Not exactly a love letter, and too blunt to be from her mother. Olivia Sinclair was flowery, wordy if you will. What could have been said in three words, her mother used thirty. It was her XXX heritage she always said. The gift of gab came naturally to her.
But, thankfully, Nadine had taken on more of her father’s traits. Think twice, speak once. Something the XXX were known for.
But ‘Stay Home’?
Why would her father keep a note like this from her mother?
In all her years growing up, Nadine never recalled her mother being so direct or bossy to her father, and more importantly why was such a simple note, two harmless words, causing her so much pause?
Nadine stuffed the note back in her father’s jacket pocket.
“Is that going in the pile, too?” Laura, Nadine’s long time best friend of twenty years, asked.
Laura had flown all the way from Louisiana to Charlotte to help Nadine empty the last of her parent’s possessions. In two days they’d sorted, piled, and set aside to sell or discard her parent’s fifty-years of marriage together.
Amazing how such hard work and savings for so long could be disposed of in less than a weekend.
“No.” Nadine pulled the jacket to her chest, breathing in the last lingering scent of her father’s XXX and XXX.
She cherished the memories she had of him wearing his best jacket to church, the same jacket he’d worn to walk her down the aisle in…twice. The jacket and her father had lasted longer than each of her husband’s.
“I’m going to keep this one.”
“Good choice.” Laura reached over and touched the sleeve of the coat, her friend’s eyes taking on their own gaze of longing as if she, too, remembered the man that wore the jacket. The man that had also attended Laura’s wedding in the same coat with Nadine’s mother by his side.
However, this coat brought her friend more luck, because Laura’s first husband still stared at her lovingly and adoringly.
Can’t win them all.
While Laura had her own family, loving parent’s, loving husband, and children, there had always been an unspoken agreement that Laura was apart of Nadine’s family also.
“Why do you think mom wrote this to dad?” Nadine reached for the letter again and showed Laura. “And more importantly, why do you think he kept it?”
Laura turned the letter over in her hand, searching the back as if there could be more hidden information on the other side.
“Huh?” Laura shrugged. “I don’t know. Maybe it was some sort of inside joke?”
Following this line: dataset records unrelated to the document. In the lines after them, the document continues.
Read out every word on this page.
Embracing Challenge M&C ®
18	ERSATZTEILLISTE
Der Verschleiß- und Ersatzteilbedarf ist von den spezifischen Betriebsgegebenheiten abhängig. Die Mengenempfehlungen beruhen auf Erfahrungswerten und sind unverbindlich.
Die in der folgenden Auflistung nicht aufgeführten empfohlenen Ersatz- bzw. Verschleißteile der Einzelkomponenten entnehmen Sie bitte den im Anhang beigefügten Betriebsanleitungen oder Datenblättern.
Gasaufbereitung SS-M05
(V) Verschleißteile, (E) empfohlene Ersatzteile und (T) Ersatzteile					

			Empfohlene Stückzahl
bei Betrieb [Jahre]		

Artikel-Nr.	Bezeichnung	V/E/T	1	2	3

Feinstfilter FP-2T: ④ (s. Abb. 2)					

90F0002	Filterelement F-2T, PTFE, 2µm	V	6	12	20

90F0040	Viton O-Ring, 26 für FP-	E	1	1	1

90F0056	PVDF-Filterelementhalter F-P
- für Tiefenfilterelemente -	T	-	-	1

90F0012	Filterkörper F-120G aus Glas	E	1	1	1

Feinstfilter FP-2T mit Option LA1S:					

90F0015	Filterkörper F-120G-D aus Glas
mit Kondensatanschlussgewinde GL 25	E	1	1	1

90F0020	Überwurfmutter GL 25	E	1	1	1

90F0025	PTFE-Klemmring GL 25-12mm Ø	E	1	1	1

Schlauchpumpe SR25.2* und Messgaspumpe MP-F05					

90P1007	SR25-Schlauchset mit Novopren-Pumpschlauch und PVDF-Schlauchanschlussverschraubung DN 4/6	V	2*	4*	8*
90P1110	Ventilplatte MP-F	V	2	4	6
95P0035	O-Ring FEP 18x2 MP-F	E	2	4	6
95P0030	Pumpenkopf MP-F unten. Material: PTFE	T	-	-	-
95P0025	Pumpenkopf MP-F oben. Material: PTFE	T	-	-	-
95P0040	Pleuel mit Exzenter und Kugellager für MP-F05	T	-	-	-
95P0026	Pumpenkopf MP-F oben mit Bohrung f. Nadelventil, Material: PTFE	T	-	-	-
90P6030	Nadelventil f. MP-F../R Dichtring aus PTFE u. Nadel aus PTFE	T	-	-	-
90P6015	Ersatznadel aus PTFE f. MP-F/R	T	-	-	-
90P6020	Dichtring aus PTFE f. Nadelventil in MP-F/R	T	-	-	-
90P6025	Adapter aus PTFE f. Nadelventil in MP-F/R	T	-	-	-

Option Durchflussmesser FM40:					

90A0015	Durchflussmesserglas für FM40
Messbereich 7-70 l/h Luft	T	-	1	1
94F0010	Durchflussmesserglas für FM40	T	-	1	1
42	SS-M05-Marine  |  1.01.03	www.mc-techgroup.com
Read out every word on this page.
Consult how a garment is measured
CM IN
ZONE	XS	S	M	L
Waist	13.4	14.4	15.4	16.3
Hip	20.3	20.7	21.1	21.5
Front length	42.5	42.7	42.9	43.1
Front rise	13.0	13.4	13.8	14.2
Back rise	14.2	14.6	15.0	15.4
“Maybe so.” Although she didn’t think so. While her parent’s were loving and kind, they weren’t jokers.
“How much more do you want to do this morning? I think we have the hall closet still and the upstairs attic. Want to knock out the closet before we break for lunch?”
Lunch. Food. She hadn’t eaten much more than a granola bar each day since her parent’s died two weeks ago. Maybe it was time to change that.
She hung her dad’s coat back up in his closet and turned off the light.
“Let’s go ahead and eat now. Whatever other secrets are awaiting us in this old house can keep for another hour.” Nadine closed the door to the closet and followed Laura out of her parent’s bedroom.
Stay home… What in the world did that mean?